Snowy butted Jack gently. He didn’t seem to know what the boy meant. Jack gave it up after a bit. “We’ll wait and see if Snowy goes off by himself,” he said. “If he does, we’ll follow him.”

So they waited. Snowy soon became restive and set off down the big hall past the great throne. The children followed cautiously, keeping by the walls, as far in the shadows as possible. Snowy disappeared through some deep red curtains. The children peeped through them. On the other side was what looked like a small library. Books lined the walls. The children looked at the titles curiously.
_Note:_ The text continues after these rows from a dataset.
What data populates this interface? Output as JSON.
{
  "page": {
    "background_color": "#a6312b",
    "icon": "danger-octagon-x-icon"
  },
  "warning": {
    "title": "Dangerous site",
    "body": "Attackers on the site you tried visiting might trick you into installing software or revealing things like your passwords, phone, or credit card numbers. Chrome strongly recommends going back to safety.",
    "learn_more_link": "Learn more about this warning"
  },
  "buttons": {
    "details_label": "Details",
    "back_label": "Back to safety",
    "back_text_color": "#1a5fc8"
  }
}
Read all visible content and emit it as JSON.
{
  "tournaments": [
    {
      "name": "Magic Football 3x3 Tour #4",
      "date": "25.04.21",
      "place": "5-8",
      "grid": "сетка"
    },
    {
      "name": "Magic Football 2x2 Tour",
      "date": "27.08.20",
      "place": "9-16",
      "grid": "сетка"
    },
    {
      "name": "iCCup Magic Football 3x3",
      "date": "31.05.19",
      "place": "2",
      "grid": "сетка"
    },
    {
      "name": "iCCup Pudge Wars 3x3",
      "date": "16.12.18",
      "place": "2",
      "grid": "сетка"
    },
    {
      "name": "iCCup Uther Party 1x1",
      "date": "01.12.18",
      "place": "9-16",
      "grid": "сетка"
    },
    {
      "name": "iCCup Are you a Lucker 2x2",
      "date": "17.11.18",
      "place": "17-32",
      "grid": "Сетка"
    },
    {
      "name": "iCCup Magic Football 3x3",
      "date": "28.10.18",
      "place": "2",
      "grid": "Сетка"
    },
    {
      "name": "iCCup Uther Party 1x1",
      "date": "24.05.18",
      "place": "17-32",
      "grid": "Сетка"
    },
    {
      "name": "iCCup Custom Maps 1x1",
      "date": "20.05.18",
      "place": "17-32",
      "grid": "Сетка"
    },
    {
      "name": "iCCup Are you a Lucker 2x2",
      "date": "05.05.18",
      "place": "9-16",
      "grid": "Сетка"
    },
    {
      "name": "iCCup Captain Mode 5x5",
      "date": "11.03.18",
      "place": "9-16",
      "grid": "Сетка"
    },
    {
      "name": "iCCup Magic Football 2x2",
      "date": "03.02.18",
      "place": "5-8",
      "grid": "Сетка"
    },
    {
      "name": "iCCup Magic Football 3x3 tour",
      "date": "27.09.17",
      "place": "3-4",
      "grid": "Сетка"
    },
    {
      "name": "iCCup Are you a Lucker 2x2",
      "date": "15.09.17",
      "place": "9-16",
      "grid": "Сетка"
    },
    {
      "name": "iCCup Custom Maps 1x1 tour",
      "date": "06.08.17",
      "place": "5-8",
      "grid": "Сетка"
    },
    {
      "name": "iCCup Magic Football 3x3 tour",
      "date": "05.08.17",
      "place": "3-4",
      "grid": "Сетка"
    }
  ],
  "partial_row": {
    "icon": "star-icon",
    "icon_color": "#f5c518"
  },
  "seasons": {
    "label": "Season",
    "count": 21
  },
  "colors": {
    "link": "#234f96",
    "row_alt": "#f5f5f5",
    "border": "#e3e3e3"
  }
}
They hardly understood what any of them meant. Most of them were in foreign languages, and all of them looked very learned and difficult.

“Scientific books,” said Jack. “Come on. Snowy has gone through that opening.”

They followed him. He saw that they were coming and waited for them. They hoped he was taking them to Philip!

He was! He led them upwards through a curiously rounded tunnel-like passage, lit at intervals by the same kind of dim lamps they had seen in the first passages. It was weird going along in the half-dark, not able to see very far in front or behind. Snowy trotted in front like a little white ghost.

They passed big openings filled with what looked like stores of some kind. Boxes, chests, packages of all kinds were there, flung in higgledy-piggledy.

Jack paused to examine some. They had foreign labels on most of them. One had been opened, showing tins of food.

“Look,” said Jack, “it’s what I said. They have their food brought here — by the helicopter, I expect. I wonder what in the world they’re up to.”

They came to some steps hewn out of the rock itself. These led upwards rather steeply in a spiral. Snowy bounded up lightly, but the others panted as they went up and up, twisting and turning with the spiral of the stairway.